まさに「老害」…“社長キラー”と呼ばれた旭化成の宮崎輝
前回は反バブルの正の遺伝子は受け継がれているかと問うたが、今回は負のそれが断たれているかと尋ねたい。
この会社で長く社長の座を占め続けた宮崎輝は“社長キラー”と言われた。会長になってもその座を退きたくないために次々と社長を交代させ、果ては、いっそ社長を複数にしたらと放言したからである(1961年から85年まで代表取締役社長、92年の死去まで代表取締役会長)。

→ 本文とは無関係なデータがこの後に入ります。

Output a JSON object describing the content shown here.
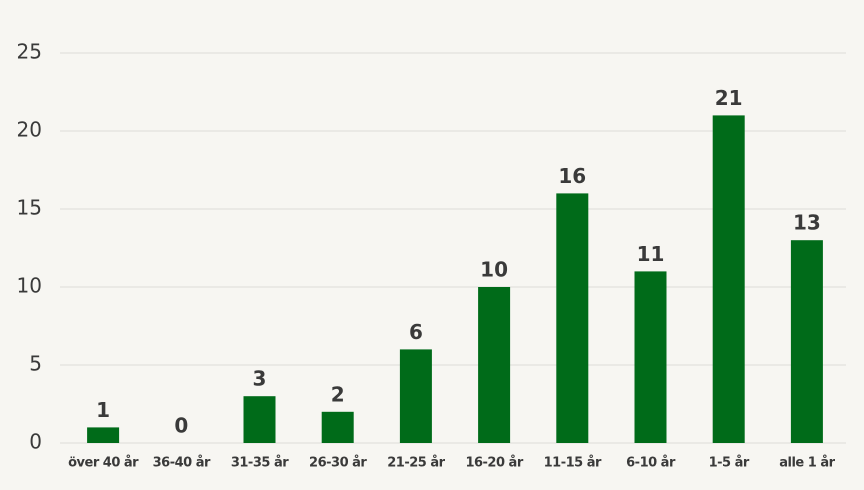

死ぬまで社長をやった帝人の大屋晋三(任期は1945から47年、56から80年)は、副社長の首をすげかえて“副社長キラー”といわれたが、甲乙つけがたい老害経営者の双璧だった。
作家の杉田望の小説『人事権執行』(KKベストセラーズ、講談社文庫に入る時に『管理職の叛旗』と改題)に、宮崎は「三崎化成の土居盛助」として登場する。
土居は「実に23年間にわたり、社長の椅子に座り続け、さらに会長に就任して以降も、競争相手を次々と葬り去り、強烈なワンマンぶりを発揮、業界でも異例の長期政権を確立」した。